Włodzimierz Czarzasty kontra Agnieszka Kublik. Niektórzy mówią o wojnie potworów. Bohater afery Rywina przeciw "cynglowi Wyborczej" (tak nazwał Kublik jej redakcyjny kolega Michał Cichy). Rzadko spór między bohaterem doniesień prasowych a dziennikarzem budzi tak wielkie emocje.
Włodzimierz Czarzasty, szef stowarzyszenia Ordynacka, uchodzi za szarą eminencję lewicy, człowieka decydującego o wszystkim w mediach publicznych. Kublik obsługuje w "GW" działkę medialną. Stąd Czarzasty jest częstym bohaterem jej tekstów. Zwykle negatywnym.
– "Wyborcza" to jedyny tytuł, w którym pojawiam się w roli głównej, niezależnie, czy piszą o monarchii angielskiej, czy o trzodzie chlewnej – drwił niedawno w "Super Expressie".

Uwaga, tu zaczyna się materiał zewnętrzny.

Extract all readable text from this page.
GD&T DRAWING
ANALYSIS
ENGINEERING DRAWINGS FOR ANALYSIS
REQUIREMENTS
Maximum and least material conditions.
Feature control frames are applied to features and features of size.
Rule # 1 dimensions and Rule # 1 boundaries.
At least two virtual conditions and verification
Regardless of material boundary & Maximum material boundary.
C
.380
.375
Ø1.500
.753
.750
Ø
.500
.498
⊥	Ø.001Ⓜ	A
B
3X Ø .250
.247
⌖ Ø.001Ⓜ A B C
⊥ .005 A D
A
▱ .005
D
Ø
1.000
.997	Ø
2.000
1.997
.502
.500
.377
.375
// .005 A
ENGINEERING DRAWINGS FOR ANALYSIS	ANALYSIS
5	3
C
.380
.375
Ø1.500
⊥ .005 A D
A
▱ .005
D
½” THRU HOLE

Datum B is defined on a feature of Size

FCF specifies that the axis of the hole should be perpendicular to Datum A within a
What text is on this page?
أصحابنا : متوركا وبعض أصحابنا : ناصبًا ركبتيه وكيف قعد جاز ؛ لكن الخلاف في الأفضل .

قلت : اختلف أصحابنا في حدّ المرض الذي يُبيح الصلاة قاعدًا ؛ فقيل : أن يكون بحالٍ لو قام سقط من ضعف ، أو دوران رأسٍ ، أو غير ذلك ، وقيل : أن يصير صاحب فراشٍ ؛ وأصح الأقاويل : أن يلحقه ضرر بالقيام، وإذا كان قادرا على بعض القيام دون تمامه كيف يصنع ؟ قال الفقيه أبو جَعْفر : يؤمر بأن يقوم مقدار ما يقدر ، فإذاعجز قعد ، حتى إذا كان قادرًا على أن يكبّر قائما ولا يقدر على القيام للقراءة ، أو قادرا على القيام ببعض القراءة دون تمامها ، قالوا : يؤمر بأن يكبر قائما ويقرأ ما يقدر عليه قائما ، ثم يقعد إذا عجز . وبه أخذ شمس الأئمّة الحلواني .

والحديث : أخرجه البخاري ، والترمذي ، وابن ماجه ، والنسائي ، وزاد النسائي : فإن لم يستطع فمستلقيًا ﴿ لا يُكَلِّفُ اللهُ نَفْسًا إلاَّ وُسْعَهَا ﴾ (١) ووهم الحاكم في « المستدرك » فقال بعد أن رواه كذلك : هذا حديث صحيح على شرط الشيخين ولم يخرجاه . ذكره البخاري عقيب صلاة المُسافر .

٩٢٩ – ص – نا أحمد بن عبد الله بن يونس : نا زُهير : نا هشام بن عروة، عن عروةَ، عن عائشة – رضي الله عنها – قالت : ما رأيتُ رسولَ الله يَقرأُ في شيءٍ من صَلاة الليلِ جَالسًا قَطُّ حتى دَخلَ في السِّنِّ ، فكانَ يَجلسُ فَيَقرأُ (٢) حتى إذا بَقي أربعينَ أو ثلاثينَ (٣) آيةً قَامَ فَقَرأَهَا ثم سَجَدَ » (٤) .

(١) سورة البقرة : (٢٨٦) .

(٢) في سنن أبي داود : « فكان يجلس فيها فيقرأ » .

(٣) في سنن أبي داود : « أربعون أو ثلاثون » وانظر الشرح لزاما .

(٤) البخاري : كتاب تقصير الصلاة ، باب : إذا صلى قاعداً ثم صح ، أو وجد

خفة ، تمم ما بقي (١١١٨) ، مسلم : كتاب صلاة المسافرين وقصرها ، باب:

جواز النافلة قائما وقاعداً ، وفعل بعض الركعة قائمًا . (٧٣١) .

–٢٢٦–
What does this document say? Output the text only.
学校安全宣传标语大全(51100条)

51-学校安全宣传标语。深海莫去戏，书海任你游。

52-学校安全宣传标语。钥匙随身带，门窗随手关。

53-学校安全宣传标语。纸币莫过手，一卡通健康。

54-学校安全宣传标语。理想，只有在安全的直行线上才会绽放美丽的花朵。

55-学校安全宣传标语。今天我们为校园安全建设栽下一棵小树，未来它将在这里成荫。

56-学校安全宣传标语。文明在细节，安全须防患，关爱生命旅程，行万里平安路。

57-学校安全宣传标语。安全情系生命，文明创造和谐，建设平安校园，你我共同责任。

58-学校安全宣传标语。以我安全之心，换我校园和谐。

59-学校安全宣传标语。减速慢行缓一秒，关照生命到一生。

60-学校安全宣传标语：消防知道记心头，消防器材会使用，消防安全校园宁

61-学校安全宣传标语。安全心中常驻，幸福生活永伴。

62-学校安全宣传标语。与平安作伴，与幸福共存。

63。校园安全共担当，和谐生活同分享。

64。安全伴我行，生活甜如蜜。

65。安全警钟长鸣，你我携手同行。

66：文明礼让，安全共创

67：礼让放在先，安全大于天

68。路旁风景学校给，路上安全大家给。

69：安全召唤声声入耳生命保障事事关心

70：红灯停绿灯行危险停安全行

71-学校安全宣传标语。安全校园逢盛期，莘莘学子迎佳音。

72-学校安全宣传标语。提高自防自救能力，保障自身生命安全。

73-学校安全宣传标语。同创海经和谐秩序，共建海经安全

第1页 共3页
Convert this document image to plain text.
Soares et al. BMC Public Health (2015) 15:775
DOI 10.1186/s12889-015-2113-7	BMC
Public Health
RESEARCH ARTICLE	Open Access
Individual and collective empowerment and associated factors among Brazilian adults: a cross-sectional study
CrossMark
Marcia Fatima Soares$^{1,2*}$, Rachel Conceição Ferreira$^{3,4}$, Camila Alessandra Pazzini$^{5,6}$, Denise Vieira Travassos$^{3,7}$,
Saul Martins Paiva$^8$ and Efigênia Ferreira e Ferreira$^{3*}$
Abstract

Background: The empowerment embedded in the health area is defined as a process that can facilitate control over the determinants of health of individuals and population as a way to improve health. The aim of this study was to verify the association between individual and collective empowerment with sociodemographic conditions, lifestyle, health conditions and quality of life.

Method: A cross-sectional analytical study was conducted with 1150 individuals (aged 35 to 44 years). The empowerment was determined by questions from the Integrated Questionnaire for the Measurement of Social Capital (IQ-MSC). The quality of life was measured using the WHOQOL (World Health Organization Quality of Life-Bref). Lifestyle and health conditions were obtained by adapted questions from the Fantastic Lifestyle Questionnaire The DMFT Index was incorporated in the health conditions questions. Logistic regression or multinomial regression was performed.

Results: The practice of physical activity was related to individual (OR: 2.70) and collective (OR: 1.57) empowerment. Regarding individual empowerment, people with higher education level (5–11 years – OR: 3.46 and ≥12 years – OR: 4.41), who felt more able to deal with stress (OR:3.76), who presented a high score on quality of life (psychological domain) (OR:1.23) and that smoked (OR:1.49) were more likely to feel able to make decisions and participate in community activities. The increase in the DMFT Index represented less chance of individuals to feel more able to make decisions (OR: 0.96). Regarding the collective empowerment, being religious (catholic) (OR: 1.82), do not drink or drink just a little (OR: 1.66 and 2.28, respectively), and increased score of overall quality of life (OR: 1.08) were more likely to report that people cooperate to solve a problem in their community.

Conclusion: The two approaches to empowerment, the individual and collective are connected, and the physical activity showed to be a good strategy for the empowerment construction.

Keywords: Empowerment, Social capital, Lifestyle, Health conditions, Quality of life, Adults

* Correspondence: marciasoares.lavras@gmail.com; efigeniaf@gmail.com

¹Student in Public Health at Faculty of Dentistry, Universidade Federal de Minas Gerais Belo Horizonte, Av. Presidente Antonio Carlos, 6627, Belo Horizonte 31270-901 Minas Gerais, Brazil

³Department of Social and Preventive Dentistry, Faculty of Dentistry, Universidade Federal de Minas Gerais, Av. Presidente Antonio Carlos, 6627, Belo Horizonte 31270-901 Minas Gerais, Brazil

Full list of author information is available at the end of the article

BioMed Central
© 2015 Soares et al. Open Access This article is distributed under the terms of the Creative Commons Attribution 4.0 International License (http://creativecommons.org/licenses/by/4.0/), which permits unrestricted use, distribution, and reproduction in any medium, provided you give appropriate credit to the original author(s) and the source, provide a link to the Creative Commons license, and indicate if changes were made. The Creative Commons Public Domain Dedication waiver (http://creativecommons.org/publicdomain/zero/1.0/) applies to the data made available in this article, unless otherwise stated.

W piątek Czarzasty napisał o Kublik w blogu: "Zgłaszam Cię do miana "Dziennikarskiej Hieny roku 2010". Wiem, że wygrasz. Twoje kłamstwa są wyjątkowe. Kłam, kręć, konfabuluj, zmyślaj... A o mnie pisz, co tylko chcesz. Moja Hieno". Wyjawił, że pozwala sobie na poufałość, bo Kublik przed 1989 r. pracowała z jego żoną w CBOS, kierowanym przez płk. Stanisława Kwiatkowskiego (ojca byłego szefa TVP Roberta). "Potem zostałaś dziennikarką. W wolnych chwilach zawsze szczerze Ci współczułem, bo przecież nie taką, jak twoja przyjaciółka Monika Olejnik. Nie pokazujesz codziennie w TVN twarzy ani nawet butów. Dla ambitnej kobiety to musi być przykre. Masz za to fobie – mnie, Roberta Kwiatkowskiego i Ordynacką. Dzięki nam żyjesz" – pisał.
Zarzuty wobec Kublik Czarzasty podparł cytatami z Leszka Millera, Jana Pospieszalskiego i Tomasza Terlikowskiego. Każdy z nich twierdzi, że Kublik pisała o nim nieprawdę, np. Terlikowski i Pospieszalski wytykają jej, że podała nieprawdziwe daty ich zatrudnienia w TVP, twierdząc, że było to za rządów PiS, podczas gdy trafili tam wcześniej.